After you email, give a call, and leave a voicemail establishing your credibility.
All said, it’s likely that many candidates won’t respond to your emails. That’s why it is good to follow up after that first email with a phone call.
It’s equally likely, though, that candidates won’t answer that first call, so the voicemail you leave is key. It’s a chance for you to summarize the opportunity, establish your credibility, and start soft-selling.
“Hey,” you might begin, “This is XYZ. I’m calling with QRS Recruiting. We are an executive research firm based in San Francisco. I'm working with ABC company to help them fill a great opportunity that I thought, given your background, might be relevant to you or your network."
End the voicemail by saying your number once, slowly. And remember, people are busy. Keep your message under 30 seconds.
A word on texting: if you know the person and have their cell, by all means text. But if you have their cell and they don’t know you, remember how you feel when you get unsolicited texts on your personal phone. Not great, right?
Be true to your process.
Also, remember: sometimes people don’t respond. From the jump, figure out what your outreach strategy is—whether it’s two calls and two emails over a two week period, or some version of that. If you’re not getting your prospect on the phone, they’re sending you a message: they’re not interested. Take the hint and move on.
Remember that once you get candidates on the phone, you’re selling and buying.
When you do establish contact with candidates, it’s important that you adopt two disparate mindsets and find a way of juggling them both.

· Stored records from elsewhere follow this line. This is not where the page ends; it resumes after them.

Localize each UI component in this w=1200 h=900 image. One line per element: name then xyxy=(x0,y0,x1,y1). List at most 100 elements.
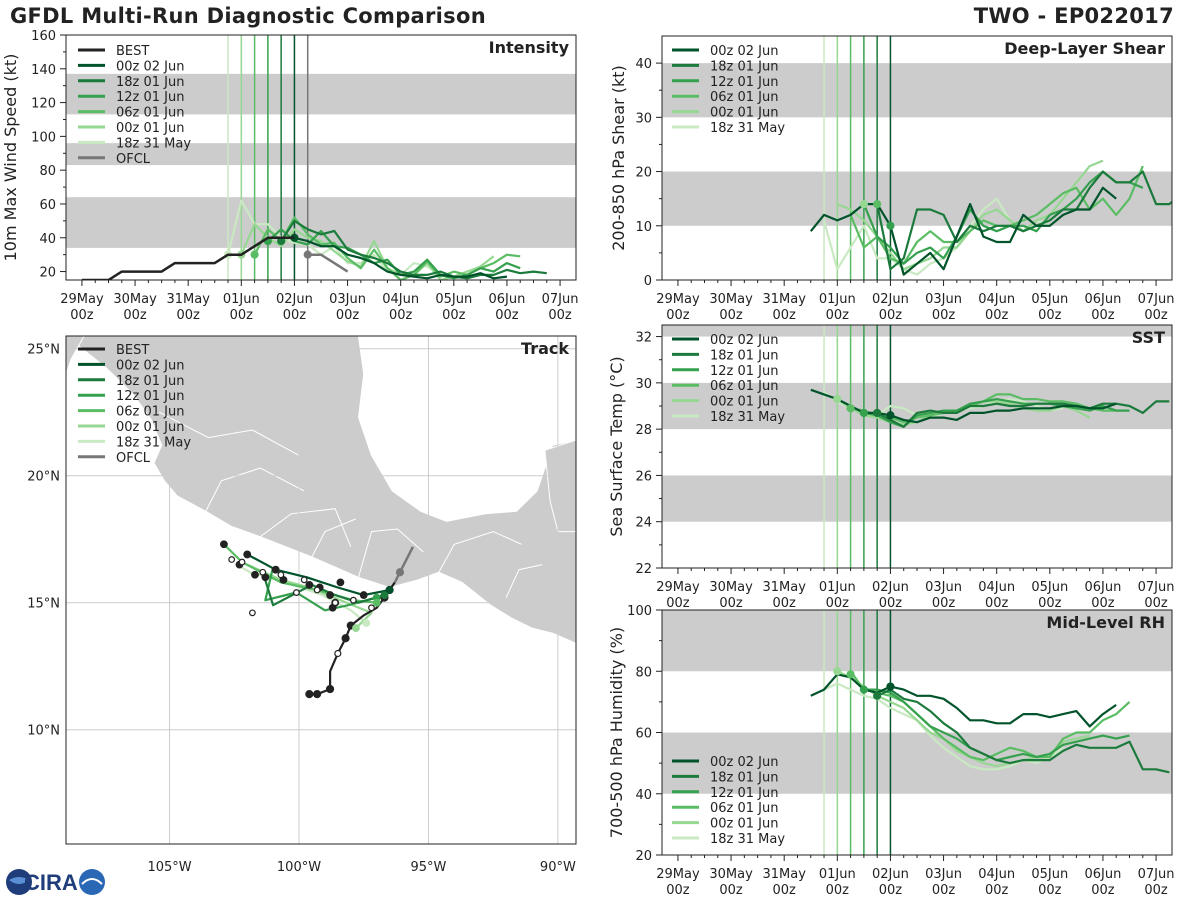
forecast-start-dot xyxy=(380,591,389,599)
legend-label: OFCL xyxy=(116,152,151,167)
threshold-band xyxy=(662,610,1172,672)
series-start-dot xyxy=(833,667,842,676)
y-tick-label: 100 xyxy=(627,604,652,619)
axes-frame xyxy=(65,34,577,281)
y-tick-label: 40 xyxy=(635,57,652,72)
track-position-dot xyxy=(220,540,228,549)
legend-label: 18z 01 Jun xyxy=(116,374,185,389)
track-open-dot xyxy=(259,568,267,576)
y-tick-label: 100 xyxy=(31,130,56,145)
series-start-dot xyxy=(859,685,868,694)
x-tick-date: 01Jun xyxy=(223,292,260,307)
y-tick-label: 26 xyxy=(635,469,652,484)
legend-label: 06z 01 Jun xyxy=(710,801,779,816)
panel-title: Mid-Level RH xyxy=(1046,613,1165,632)
y-tick-label: 20 xyxy=(635,849,652,864)
x-tick-date: 06Jun xyxy=(1085,867,1122,882)
legend-label: 00z 01 Jun xyxy=(710,395,779,410)
forecast-track-line xyxy=(223,543,377,604)
x-tick-hour: 00z xyxy=(177,308,201,323)
logo-swoosh-icon xyxy=(9,877,29,884)
series-start-dot xyxy=(846,404,855,413)
x-tick-hour: 00z xyxy=(879,596,903,611)
x-tick-hour: 00z xyxy=(442,308,466,323)
lat-tick-label: 25°N xyxy=(27,343,60,358)
legend-label: BEST xyxy=(116,343,149,358)
y-tick-label: 22 xyxy=(635,562,652,577)
track-position-dot xyxy=(359,591,368,599)
series-start-dot xyxy=(886,221,895,230)
storm-id-title: TWO - EP022017 xyxy=(973,4,1174,28)
legend-label: 06z 01 Jun xyxy=(710,379,779,394)
y-tick-label: 10 xyxy=(635,220,652,235)
legend-label: 18z 31 May xyxy=(710,832,785,847)
series-start-dot xyxy=(846,670,855,679)
state-border xyxy=(438,531,522,573)
rh-panel: 2040608010029May00z30May00z31May00z01Jun… xyxy=(607,604,1174,898)
legend-label: 18z 31 May xyxy=(116,435,191,450)
track-open-dot xyxy=(277,571,285,579)
panel-title: Track xyxy=(521,339,569,358)
track-open-dot xyxy=(300,576,308,584)
legend-label: 00z 01 Jun xyxy=(710,106,779,121)
x-tick-date: 02Jun xyxy=(872,580,909,595)
legend-label: 18z 01 Jun xyxy=(116,75,185,90)
x-tick-date: 01Jun xyxy=(819,292,856,307)
legend-label: 12z 01 Jun xyxy=(710,364,779,379)
y-tick-label: 40 xyxy=(39,232,56,247)
state-border xyxy=(358,528,424,578)
x-tick-hour: 00z xyxy=(719,883,743,898)
x-tick-date: 07Jun xyxy=(542,292,579,307)
x-tick-date: 05Jun xyxy=(1031,580,1068,595)
logo-text: CIRA xyxy=(24,870,78,895)
x-tick-hour: 00z xyxy=(985,596,1009,611)
x-tick-hour: 00z xyxy=(666,596,690,611)
state-border xyxy=(205,467,305,512)
threshold-band xyxy=(66,143,576,166)
y-tick-label: 30 xyxy=(635,377,652,392)
legend-label: 00z 01 Jun xyxy=(116,121,185,136)
legend-label: 18z 01 Jun xyxy=(710,770,779,785)
x-tick-hour: 00z xyxy=(985,883,1009,898)
y-tick-label: 140 xyxy=(31,63,56,78)
y-tick-label: 30 xyxy=(635,111,652,126)
x-tick-hour: 00z xyxy=(1038,308,1062,323)
panel-title: Intensity xyxy=(489,38,570,57)
best-track-dot xyxy=(341,634,350,643)
track-open-dot xyxy=(331,599,339,607)
x-tick-hour: 00z xyxy=(389,308,413,323)
y-tick-label: 32 xyxy=(635,331,652,346)
y-axis-label: 700-500 hPa Humidity (%) xyxy=(607,627,626,838)
forecast-track-line xyxy=(246,553,390,597)
legend-label: 00z 02 Jun xyxy=(710,333,779,348)
x-tick-date: 03Jun xyxy=(925,867,962,882)
ofcl-line xyxy=(307,253,349,273)
intensity-panel: 2040608010012014016029May00z30May00z31Ma… xyxy=(1,29,578,323)
track-open-dot xyxy=(238,558,246,566)
y-tick-label: 24 xyxy=(635,516,652,531)
track-position-dot xyxy=(336,578,345,587)
series-start-dot xyxy=(886,682,895,691)
axes-frame xyxy=(65,335,577,845)
x-tick-date: 29May xyxy=(60,292,104,307)
logo-emblem-icon xyxy=(79,869,105,895)
x-tick-date: 31May xyxy=(166,292,210,307)
x-tick-hour: 00z xyxy=(548,308,572,323)
x-tick-date: 05Jun xyxy=(1031,867,1068,882)
series-line xyxy=(280,219,547,280)
x-tick-date: 30May xyxy=(709,580,753,595)
forecast-start-dot xyxy=(385,586,394,594)
axes-frame xyxy=(661,324,1173,569)
y-tick-label: 0 xyxy=(644,274,652,289)
panel-title: Deep-Layer Shear xyxy=(1004,39,1165,58)
x-tick-hour: 00z xyxy=(1091,308,1115,323)
legend-label: 06z 01 Jun xyxy=(710,90,779,105)
x-tick-hour: 00z xyxy=(773,883,797,898)
forecast-track-line xyxy=(246,563,373,629)
track-position-dot xyxy=(326,591,334,599)
series-line xyxy=(862,170,1144,265)
land-baja xyxy=(66,336,85,375)
x-tick-hour: 00z xyxy=(932,596,956,611)
x-tick-hour: 00z xyxy=(879,883,903,898)
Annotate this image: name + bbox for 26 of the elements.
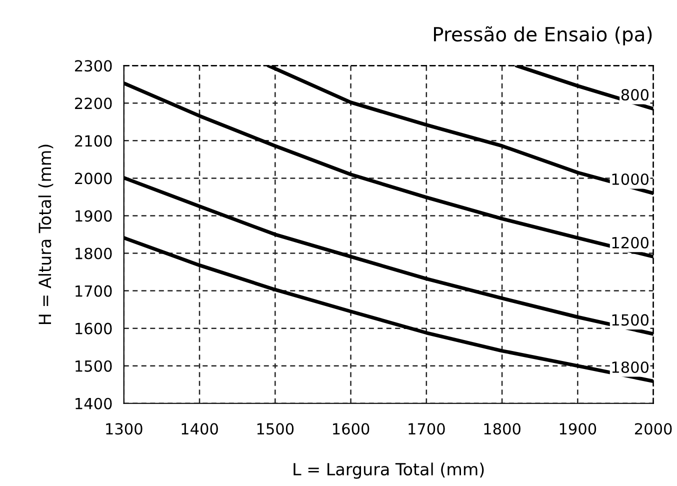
y-tick-label: 2100 [75,135,112,147]
x-tick-label: 1300 [106,423,142,435]
series-label: 1500 [612,314,649,326]
y-tick-label: 1600 [76,322,112,334]
y-tick-label: 1400 [76,398,112,410]
x-tick-label: 1800 [484,423,520,435]
x-tick-label: 2000 [634,423,672,435]
x-tick-label: 1500 [257,423,294,435]
series-label: 800 [621,89,649,101]
y-tick-label: 1700 [76,285,112,297]
series-label: 1800 [612,361,649,374]
y-axis-title: H = Altura Total (mm) [38,144,54,324]
y-tick-label: 1500 [76,360,112,372]
x-tick-label: 1600 [333,423,370,435]
x-axis-title: L = Largura Total (mm) [294,462,484,479]
x-tick-label: 1400 [182,423,218,435]
y-tick-label: 2200 [75,98,112,110]
series-label: 1200 [612,236,649,248]
text: Pressão de Ensaio (pa) [434,26,652,46]
y-tick-label: 2000 [75,172,112,184]
series-label: 1000 [612,173,649,185]
y-tick-label: 1800 [76,248,112,260]
y-tick-label: 1900 [76,210,112,222]
x-tick-label: 1700 [408,423,445,435]
y-tick-label: 2300 [75,60,112,72]
x-tick-label: 1900 [560,423,596,435]
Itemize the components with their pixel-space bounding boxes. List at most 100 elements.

This situation is because you’ll be both buying and selling at the same time.
You should know by this stage that the people you’re talking with on the phone meet your client’s baseline requirements—that’s the goal of research. So now is the time to ask qualifying questions. Does the candidate in question possess the client’s requisite amount of experience managing teams of five or more people, for example? Have they grown teams, or run a P&O? These are questions that will likely have come from your client, so they should be pretty straightforward.
What you’re looking for is a “
Document their answers and take notes for your client.
You’re ultimately going to report all of this information back to your client, you need to make sure you’re documenting everything—both the logistics around how often you’ve been in touch with a candidate, as well as their answers to the questions you asked during the phone screen.
Tools like Clockwork allow you to do all of that. In Clockwork, your research can be made available right next to your candidate findings, along with the requirements from your clients as defined by your strategy. Contact information can be entered, along with candidate overviews and analysis.
The more you document throughout the search—but especially during the outreach stage—the better.
Remember that the job of the recruiter is to present informed options to your client and let them decide, and keep your candidate informed on next steps.
Although the outreach stage of a search can be intricate and demanding, you shouldn’t over complicate it: your role is to present informed options to your client and establish dynamic working relationships with candidates.
Keep your client informed and present them with QIA candidates to choose from, along with consultative information when needed. "These candidates are the options,” you will eventually say. “This recommendation is what I think you should do. What would you like to do?"
From there, drive your candidates toward the next steps as informed by the client. This push includes letting candidates know that clients have chosen someone else for a role. Recruiters have bad reputations for letting candidates hang. Don’t let your firm acquire this kind of reputation for itself. One aspect of establishing quality relationships with candidates is fulfilling your end of that bargain, which is to keep them informed of all movements and next steps.
At the end of the day, outreach is a huge part of what you’re being hired by clients to do. If you can do it right, you’ll find success in this industry.